Tipps und Infos erhalten Sie zu den Themen Aufklärung, Unwirksamkeit eines Kaufvertrages, Kostenerstattung für Kopien, Arbeitsverträge und Mitwirkungspflicht des Patienten.    


Rechtstipp: Bedenkzeit zwischen Aufklärung und Einwilligung

Der Patient ist über eine geplante Behandlung und mögliche Behandlungsalternativen und deren Risiken aufzuklären, damit er eine Entscheidung treffen und ordnungsgemäß in die Behandlung einwilligen kann. § 630 e Abs. 2 Nr. 2 BGB regelt in diesem Zusammenhang, dass der Patient so rechtzeitig aufzuklären ist, dass er seine Einwilligung „wohlüberlegt“ treffen kann. Eine wohlüberlegte Entscheidung kann nur treffen, wer ausreichend Zeit zum Überlegen hat. Es ist nachvollziehbar, dass dieser unbestimmte Rechtsbegriff dazu führt, dass sich die Gerichte immer wieder mit der Frage auseinandersetzen müssen, wann die Entscheidung vom Patienten wohlüberlegt getroffen werden konnte. So auch das Hanseatische Oberlandesgericht Bremen. Es hat in seiner bemerkenswerten Entscheidung vom 25.11.2021, AZ.: 5 U 63/20, hierzu ausgeführt:

Es könne nicht von einer wohlüberlegten Entscheidung gesprochen werden, wenn ein Patient unmittelbar im Anschluss an eine Operations-Aufklärung zur Unterschrift bewegt worden ist. Eine solche Unterschrift erfolge vielmehr unter dem Eindruck einer großen Fülle von dem Patienten regelmäßig unbekannten und schwer verständlichen Informationen, die in einer für den Patienten schwierigen Situation abgegeben werden. Für die Praxis bedeutet dies, dass je weniger schwerwiegend ein Eingriff ist, umso verständlicher wird der Eingriff und die damit verbundenen Risiken für den Patienten sein, und umso weniger Bedenkzeit wird er für eine wohlüberlegte Entscheidung benötigen. Ist ein schnelles medizinisches Handeln erforderlich, weil anderenfalls erhebliche gesundheitliche Schäden drohen, wird eine schnelle Entscheidung erwartet werden können. In diesem Fall ist jedoch darauf zu achten, dass dem Patienten auch die besondere Dringlichkeit der Behandlung und die damit verbundene schnelle Entscheidung bekannt sind. Behandlungen jedoch, wie z.B. kieferchirurgische Leistungen, die neben dem gesundheitlichen Eingriff auch noch häufig wirtschaftliche Folgen haben und in der Regel nicht sofort medizinisch notwendig sind, sind vom Patienten wohlüberlegt zu treffen. In diesem Fall muss dem Patienten ausreichend Zeit gegeben werden. Zwischen Aufklärung und Unterzeichnung des Heil- und Kostenplanes sollte daher einige Zeit verstreichen. Diese Zeit sollte z.B. vom Patienten sinnvoll genutzt werden. Neben der Risikoaufklärung ist dann auch der wirtschaftlichen Aufklärung gem. § 630 c Abs. 3 BGB genüge getan worden. Das hanseatische Oberlandesgericht Bremen hat die Revision zugelassen.

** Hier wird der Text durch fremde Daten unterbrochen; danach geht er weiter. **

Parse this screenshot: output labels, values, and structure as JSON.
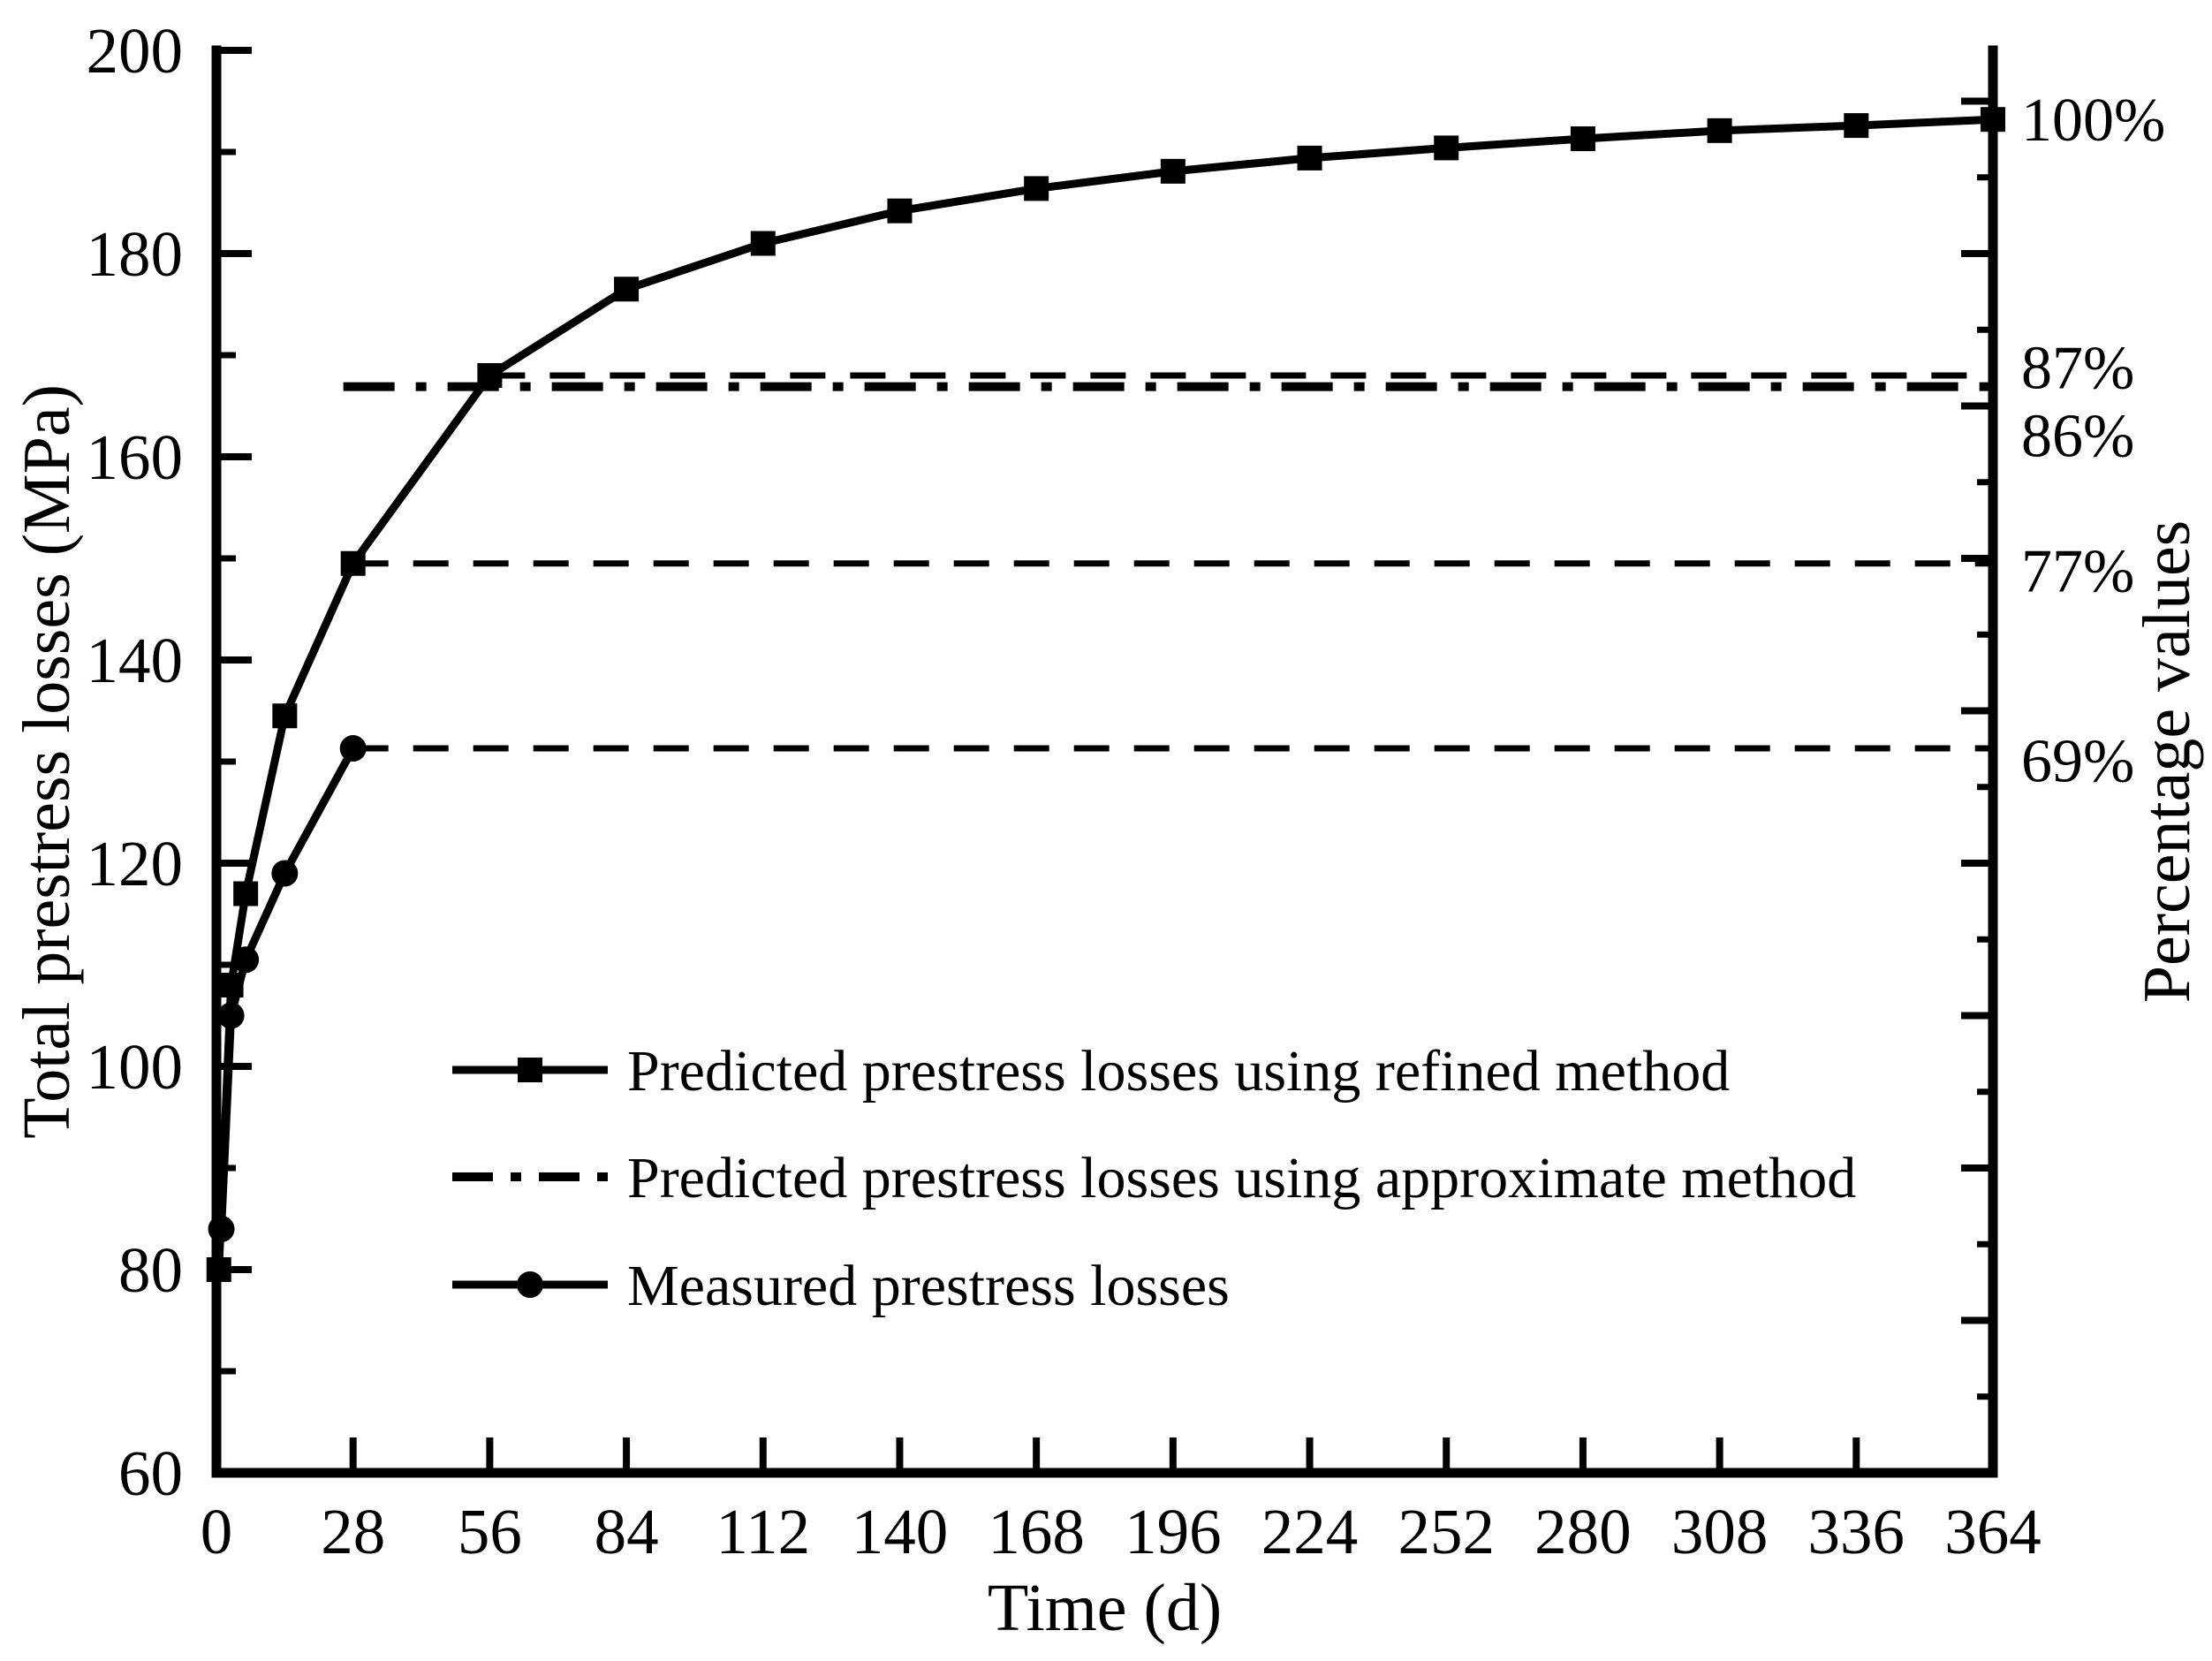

Dr. med. dent. Dirk Erdmann (Freier Verband Deutscher Zahnärzte Nordrhein e.V. / FVDZ-NR), basierend auf einem Rechtstipp der Fachanwältin für Medizinrecht Wencke Boldt (Hannover) für Zahnärzte für Niedersachsen e.V. (ZfN)

Unwirksamkeit eines Kaufvertrages über den Patientenstamm einer Zahnarztpraxis

Der Bundesgerichtshof hat im November 2021 eine inzwischen allgemein bekannt gewordene Entscheidung zum Praxiskauf und dem damit zusammenhängenden Verkauf der Patientenkartei getroffen (BGH, Beschl. v. 09.11.2021, Az. VIII ZR 362/19). Die relevanten Leitsätze der Entscheidung bestätigen eine lange geltende Rechtsprechung, verschärfen diese aber auch. Fehler gerade im Hinblick auf die Patientenkartei führen zur Gesamtnichtigkeit des Vertrags. So stellt die Entscheidung klar, dass der „Verkauf eines Patientenstamms“ – anders als der Verkauf einer (Zahn-)Arztpraxis im Ganzen – rechtlich nicht möglich ist. Empfiehlt der seine Praxis schließende (Zahn-)Arzt seinen Patienten z.B. in einem Rundschreiben, die Behandlung in einer bestimmten Praxis fortzuführen, und erhält er hierfür ein Entgelt, liegt darin überdies eine – unzulässige – Zuweisung i.S.d. § 8 Abs. 5 der im konkreten Fall einschlägigen bayrischen Berufsordnung, die in diesem Punkt vielen Berufsordnungen, konkret auch der nordrhein-westfälischen, vergleichbar ist. Auch in der Weiterleitung der Seitenaufrufe auf der Homepage sowie der Einrichtung einer dauerhaften Rufweiterleitung ist eine Zuweisung zu sehen, wenn auch mit diesen Handlungsmodalitäten in Verbindung mit der vertraglichen Zusage der Übergabe der Patientenkartei einzig beabsichtigt ist, die Entscheidung der Patienten dahingehend zu beeinflussen, sich durch den Erwerber weiterbehandeln zu lassen. Die Entscheidung gibt Anlass viele in Praxiskaufverträgen übliche Regelungen sorgsam zu prüfen, so etwa die Übergabe der Telefonanschlüsse. Zwar darf der Praxisabgeber auf Nachfrage des Patienten eine Empfehlung für einen Nachbehandler aussprechen. Da ein Teil des Kaufpreises aber als Zahlung für die Mitwirkungshandlung zur Übertragung des Goodwills eingestuft werden könnte, sollte auch auf Nachfrage des Patienten keine Empfehlung für den Nachfolger ausgesprochen werden, weil nicht sichergestellt ist, dass die Empfehlung auf sachlichen und nicht finanziellen Erwägungen beruht. Das Verbleiben der Kartei beim Erwerber ist ein weiterer Punkt, der allerdings mit der zunehmenden Digitalisierung und elektronischen Patientenkartei nochmals eine neue Bewertung erfahren dürfte. Praxiskaufverträge bedürfen der genauen anhand dieser Entscheidung sorgsam gewählten Überprüfung, um eine Gesamtnichtigkeit des Vertrags zu vermeiden.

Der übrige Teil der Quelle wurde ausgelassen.